Officials charged over Egypt train fire
CAIRO, Egypt -- Eleven Egyptian rail officials have been charged with negligence over a train fire that killed 361 people, prosecutors said.
The cause of the fire was discovered to be a portable gas stove on the overcrowded train, the prosecutors said on Saturday.
The tragedy was the worst accident in 150 years of Egyptian rail history. The burning train rolled on for several kilometres between Cairo to Luxor after the fire broke out in February.
Prosecutors said they had charged 11 medium- to low-ranking rail officials with negligence and mistakes that led to the deaths.
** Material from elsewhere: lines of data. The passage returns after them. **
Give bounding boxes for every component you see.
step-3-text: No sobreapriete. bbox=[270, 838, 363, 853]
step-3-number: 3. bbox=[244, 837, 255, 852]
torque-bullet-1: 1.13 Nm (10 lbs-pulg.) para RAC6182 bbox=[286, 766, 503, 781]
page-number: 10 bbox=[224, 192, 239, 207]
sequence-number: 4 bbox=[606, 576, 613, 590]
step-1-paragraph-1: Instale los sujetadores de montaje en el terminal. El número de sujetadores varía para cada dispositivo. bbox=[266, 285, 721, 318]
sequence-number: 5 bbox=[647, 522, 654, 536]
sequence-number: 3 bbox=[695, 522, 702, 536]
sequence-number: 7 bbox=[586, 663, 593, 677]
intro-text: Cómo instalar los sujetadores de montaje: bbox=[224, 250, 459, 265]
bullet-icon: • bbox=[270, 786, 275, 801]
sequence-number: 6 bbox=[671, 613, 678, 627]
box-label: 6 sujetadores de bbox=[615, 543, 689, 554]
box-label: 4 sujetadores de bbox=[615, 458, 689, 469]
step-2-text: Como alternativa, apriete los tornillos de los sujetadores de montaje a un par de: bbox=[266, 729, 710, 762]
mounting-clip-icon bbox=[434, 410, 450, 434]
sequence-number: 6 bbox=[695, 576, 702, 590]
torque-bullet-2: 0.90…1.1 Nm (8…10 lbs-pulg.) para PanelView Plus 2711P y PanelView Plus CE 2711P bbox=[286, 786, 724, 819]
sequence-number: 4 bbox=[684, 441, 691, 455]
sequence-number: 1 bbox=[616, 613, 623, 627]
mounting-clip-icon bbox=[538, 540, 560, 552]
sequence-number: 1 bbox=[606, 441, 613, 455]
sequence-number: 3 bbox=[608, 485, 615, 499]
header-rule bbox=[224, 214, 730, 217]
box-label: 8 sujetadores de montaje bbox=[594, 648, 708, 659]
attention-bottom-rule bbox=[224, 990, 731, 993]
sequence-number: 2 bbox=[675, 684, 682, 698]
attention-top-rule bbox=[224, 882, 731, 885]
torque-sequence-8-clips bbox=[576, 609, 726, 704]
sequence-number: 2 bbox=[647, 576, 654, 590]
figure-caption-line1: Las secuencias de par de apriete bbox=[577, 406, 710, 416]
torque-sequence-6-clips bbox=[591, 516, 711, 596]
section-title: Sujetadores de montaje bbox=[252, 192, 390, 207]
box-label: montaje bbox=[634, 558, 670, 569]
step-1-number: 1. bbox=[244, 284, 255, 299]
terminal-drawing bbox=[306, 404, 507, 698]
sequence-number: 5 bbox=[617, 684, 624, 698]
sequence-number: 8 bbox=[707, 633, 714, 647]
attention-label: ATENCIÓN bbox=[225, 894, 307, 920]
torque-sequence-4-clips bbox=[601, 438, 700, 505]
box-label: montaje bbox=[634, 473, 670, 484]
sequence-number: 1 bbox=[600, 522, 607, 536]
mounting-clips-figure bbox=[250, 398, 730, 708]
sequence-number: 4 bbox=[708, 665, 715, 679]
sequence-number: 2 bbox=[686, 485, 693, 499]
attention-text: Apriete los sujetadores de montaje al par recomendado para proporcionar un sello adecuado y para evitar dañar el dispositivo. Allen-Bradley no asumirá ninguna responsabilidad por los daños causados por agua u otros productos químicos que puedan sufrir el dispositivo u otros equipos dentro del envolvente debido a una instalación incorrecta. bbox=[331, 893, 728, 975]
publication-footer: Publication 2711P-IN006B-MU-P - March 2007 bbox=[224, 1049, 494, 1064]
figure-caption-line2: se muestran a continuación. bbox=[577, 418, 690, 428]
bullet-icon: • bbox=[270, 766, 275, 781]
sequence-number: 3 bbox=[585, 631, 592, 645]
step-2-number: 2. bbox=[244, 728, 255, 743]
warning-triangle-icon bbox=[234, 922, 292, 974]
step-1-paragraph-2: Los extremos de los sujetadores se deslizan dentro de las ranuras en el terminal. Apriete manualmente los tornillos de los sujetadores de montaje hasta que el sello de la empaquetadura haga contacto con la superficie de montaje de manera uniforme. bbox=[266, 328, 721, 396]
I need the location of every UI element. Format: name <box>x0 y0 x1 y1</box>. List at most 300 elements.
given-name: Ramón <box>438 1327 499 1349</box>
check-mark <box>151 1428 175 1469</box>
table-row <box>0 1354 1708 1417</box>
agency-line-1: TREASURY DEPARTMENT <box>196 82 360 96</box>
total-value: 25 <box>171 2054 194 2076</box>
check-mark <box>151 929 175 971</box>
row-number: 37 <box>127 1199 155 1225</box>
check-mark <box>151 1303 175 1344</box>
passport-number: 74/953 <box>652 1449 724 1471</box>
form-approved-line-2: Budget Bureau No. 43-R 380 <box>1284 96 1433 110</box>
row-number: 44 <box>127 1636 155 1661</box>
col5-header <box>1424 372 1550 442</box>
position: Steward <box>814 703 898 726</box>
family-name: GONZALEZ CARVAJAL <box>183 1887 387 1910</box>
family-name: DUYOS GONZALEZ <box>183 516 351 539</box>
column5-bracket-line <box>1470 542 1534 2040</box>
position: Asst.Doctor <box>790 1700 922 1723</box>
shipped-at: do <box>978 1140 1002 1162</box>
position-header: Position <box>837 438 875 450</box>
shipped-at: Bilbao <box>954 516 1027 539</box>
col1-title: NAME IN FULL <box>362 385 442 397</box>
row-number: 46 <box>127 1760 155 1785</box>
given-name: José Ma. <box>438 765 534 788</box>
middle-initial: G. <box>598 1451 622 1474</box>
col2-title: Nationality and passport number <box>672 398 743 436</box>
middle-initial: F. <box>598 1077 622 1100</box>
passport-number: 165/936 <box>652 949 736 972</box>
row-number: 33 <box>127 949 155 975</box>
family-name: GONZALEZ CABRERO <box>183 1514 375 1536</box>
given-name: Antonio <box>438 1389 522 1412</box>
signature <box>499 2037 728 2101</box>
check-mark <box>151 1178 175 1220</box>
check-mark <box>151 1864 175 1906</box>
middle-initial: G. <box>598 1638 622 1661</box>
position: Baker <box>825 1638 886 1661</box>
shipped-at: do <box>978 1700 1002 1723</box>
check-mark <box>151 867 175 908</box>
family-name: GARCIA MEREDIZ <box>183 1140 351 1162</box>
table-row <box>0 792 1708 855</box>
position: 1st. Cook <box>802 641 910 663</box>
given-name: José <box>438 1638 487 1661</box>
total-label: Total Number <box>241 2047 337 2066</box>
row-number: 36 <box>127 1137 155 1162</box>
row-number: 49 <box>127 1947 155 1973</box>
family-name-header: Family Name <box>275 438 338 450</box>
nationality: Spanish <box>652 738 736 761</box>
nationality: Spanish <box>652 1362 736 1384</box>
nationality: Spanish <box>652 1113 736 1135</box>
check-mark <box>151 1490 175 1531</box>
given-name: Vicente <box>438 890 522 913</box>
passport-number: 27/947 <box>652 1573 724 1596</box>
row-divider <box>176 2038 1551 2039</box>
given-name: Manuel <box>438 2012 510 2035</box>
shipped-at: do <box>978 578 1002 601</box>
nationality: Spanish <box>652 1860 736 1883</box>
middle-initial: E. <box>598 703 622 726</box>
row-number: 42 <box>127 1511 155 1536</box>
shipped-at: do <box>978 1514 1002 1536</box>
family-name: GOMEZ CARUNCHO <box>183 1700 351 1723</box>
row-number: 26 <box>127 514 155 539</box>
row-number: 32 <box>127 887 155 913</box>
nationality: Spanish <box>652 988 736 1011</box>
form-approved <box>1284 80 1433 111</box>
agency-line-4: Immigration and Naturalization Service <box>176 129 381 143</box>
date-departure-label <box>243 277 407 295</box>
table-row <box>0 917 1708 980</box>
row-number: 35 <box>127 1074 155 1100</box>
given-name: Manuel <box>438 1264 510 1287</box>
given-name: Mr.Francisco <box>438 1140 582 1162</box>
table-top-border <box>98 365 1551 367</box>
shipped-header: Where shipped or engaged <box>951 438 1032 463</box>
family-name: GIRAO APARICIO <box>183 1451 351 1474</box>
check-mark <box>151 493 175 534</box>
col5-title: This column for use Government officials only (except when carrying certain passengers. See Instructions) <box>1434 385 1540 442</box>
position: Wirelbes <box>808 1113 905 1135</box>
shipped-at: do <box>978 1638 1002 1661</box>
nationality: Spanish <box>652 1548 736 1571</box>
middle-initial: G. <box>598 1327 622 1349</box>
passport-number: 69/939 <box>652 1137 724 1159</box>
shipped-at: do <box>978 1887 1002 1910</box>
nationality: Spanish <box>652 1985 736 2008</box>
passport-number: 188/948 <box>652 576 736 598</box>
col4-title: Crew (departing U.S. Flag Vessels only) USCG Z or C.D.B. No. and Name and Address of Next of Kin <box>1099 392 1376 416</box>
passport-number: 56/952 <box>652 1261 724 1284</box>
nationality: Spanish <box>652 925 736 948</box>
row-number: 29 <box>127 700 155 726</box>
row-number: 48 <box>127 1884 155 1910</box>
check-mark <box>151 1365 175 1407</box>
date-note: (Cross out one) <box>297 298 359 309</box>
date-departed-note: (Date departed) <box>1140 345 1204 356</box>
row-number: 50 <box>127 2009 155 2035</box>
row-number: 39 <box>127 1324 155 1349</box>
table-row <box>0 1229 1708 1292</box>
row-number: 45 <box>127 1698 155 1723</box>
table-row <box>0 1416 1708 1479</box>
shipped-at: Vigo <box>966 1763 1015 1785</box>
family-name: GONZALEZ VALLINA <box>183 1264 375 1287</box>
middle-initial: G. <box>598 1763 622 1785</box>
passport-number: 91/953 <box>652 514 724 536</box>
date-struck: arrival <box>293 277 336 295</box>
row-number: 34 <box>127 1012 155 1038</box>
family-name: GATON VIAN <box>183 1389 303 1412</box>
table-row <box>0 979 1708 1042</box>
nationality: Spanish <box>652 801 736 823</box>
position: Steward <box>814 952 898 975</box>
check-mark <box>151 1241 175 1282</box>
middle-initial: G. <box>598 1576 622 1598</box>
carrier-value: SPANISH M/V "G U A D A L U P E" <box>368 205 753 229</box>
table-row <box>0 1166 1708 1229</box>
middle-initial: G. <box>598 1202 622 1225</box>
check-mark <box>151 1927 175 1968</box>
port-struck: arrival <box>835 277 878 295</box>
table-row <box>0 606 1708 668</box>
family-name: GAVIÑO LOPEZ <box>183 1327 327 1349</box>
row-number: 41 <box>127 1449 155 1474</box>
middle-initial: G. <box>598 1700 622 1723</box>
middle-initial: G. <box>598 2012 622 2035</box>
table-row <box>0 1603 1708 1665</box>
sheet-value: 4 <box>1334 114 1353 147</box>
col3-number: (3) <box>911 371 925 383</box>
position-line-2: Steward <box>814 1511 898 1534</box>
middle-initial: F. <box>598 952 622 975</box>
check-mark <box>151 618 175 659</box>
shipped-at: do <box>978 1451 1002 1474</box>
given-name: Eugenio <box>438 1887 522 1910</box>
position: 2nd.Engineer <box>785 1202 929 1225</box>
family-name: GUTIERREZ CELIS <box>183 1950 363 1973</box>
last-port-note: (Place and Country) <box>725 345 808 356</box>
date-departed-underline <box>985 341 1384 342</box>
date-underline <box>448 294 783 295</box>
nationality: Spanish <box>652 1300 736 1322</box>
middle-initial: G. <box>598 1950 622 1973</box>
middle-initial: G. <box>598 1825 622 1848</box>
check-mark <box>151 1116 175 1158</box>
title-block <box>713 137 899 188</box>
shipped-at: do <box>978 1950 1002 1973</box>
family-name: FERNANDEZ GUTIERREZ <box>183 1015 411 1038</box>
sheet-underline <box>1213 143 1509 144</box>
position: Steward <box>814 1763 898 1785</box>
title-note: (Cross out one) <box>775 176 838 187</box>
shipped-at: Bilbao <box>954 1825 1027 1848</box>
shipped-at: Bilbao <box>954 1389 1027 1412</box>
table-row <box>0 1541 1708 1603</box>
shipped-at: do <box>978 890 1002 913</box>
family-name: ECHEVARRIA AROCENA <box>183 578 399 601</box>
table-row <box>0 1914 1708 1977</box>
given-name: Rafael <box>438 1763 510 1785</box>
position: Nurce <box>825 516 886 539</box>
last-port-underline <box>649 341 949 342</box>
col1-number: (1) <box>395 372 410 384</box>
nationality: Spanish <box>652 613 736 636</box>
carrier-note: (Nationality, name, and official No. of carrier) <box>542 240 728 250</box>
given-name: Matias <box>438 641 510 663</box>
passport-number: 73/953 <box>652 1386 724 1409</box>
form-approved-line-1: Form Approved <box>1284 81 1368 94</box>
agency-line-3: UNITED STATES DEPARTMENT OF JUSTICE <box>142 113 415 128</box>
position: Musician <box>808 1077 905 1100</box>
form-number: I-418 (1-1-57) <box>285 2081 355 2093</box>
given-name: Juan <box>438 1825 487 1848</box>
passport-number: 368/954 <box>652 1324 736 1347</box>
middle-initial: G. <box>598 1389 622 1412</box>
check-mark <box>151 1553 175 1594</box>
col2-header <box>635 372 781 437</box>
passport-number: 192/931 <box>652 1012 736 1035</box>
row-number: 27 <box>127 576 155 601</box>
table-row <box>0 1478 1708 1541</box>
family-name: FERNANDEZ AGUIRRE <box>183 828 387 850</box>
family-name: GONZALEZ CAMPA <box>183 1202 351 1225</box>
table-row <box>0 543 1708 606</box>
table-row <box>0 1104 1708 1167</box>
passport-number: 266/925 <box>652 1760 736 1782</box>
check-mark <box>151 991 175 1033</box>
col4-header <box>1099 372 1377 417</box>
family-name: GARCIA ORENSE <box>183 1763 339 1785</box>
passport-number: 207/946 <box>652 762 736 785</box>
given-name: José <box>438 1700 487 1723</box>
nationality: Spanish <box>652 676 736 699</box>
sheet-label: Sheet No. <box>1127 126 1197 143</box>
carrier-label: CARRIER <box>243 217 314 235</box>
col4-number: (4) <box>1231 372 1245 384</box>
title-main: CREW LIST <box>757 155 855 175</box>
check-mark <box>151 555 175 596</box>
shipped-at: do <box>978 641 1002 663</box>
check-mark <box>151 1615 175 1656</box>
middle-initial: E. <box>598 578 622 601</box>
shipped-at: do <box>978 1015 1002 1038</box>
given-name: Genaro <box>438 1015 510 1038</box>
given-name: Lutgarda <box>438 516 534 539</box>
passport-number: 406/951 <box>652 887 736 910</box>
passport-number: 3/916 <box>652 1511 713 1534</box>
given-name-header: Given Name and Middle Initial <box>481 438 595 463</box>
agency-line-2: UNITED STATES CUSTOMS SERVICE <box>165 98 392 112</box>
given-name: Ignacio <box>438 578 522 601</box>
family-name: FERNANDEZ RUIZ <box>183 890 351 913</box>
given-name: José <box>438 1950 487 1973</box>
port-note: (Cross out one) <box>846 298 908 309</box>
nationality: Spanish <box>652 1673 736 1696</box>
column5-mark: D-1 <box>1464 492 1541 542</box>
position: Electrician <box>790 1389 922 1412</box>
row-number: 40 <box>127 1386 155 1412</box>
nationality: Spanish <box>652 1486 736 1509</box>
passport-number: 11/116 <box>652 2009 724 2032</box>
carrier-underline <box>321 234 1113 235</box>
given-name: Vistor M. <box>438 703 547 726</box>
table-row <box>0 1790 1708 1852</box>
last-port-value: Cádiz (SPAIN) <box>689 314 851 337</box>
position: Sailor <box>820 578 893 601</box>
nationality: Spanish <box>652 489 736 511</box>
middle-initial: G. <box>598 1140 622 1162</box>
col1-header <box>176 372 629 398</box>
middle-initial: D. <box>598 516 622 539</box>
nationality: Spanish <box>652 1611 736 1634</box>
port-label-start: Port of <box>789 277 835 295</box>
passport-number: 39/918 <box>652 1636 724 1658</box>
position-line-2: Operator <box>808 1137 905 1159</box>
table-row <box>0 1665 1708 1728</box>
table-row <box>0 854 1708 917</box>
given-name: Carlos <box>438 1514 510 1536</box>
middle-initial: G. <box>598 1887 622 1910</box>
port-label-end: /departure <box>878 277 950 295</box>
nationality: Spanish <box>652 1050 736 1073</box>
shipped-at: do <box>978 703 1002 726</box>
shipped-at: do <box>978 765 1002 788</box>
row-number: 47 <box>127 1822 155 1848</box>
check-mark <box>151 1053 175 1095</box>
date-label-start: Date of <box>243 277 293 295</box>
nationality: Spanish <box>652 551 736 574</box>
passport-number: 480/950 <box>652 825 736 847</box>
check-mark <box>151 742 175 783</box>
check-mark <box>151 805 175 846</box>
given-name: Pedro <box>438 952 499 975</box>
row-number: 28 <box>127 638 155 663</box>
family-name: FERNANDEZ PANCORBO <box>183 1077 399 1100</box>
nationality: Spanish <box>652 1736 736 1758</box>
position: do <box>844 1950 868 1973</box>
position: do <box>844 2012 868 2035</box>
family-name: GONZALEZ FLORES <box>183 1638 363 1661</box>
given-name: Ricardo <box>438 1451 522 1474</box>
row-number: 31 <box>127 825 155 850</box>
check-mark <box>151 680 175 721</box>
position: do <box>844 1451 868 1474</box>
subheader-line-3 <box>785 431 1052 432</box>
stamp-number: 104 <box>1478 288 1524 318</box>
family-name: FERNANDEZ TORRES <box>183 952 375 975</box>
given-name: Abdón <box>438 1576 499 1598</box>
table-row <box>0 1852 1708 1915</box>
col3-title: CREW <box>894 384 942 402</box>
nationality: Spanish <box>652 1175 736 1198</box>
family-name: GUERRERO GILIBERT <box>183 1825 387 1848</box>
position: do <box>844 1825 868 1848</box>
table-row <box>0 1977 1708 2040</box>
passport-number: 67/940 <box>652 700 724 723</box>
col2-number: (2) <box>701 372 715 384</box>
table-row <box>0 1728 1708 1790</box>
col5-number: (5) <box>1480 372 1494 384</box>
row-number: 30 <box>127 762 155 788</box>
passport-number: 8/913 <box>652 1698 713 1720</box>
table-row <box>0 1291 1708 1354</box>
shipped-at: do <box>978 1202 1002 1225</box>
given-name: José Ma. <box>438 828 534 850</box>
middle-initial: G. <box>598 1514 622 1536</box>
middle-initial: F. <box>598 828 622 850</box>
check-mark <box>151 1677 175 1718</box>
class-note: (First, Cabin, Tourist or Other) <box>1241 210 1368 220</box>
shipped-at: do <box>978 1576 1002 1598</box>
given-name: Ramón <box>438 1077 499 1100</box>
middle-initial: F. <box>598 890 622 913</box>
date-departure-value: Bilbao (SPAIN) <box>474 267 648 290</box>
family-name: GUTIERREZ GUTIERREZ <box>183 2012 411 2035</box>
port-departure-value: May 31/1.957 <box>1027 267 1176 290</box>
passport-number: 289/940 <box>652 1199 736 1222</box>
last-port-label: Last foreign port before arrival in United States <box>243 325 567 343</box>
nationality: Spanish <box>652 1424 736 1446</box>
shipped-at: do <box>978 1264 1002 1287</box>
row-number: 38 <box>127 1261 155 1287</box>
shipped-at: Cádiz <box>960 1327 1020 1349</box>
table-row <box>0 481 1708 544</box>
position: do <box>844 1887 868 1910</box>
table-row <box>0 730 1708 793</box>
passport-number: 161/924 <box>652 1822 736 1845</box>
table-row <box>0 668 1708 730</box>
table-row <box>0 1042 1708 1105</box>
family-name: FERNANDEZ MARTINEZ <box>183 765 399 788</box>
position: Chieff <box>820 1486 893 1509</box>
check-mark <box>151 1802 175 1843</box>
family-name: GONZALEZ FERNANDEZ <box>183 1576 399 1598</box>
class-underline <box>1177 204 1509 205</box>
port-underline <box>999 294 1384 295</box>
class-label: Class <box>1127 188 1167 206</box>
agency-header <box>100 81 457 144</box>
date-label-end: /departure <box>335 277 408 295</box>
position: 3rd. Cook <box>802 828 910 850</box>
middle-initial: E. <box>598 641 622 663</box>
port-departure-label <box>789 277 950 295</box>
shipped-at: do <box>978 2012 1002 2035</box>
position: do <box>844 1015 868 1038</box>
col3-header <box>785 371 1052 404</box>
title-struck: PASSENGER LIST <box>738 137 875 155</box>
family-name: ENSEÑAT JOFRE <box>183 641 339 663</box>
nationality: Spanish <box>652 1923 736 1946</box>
They were also charged with ignoring railroad regulations.
Transport Minister Ibrahim Demiri resigned after the blaze.
Prosecutors told a press conference that the train's 16 overcrowded carriages were ferrying 4,000 people when the fire broke out from a small stove.
Passengers often use portable gas stoves to brew tea and coffee on trains.
They said there were not enough fire extinguishers on the train, and those that were there did not work properly.
The train was so overcrowded that passengers were not able to activate emergency brakes and warnings that would have alerted the driver and stopped the train, they added.
Some passengers died after jumping from the train to escape the fire, while others died trapped inside the third-class carriages, some behind metal window grills.
Two of the 11 railway officials were also charged with falsifying official papers that said the train was fit to carry passengers.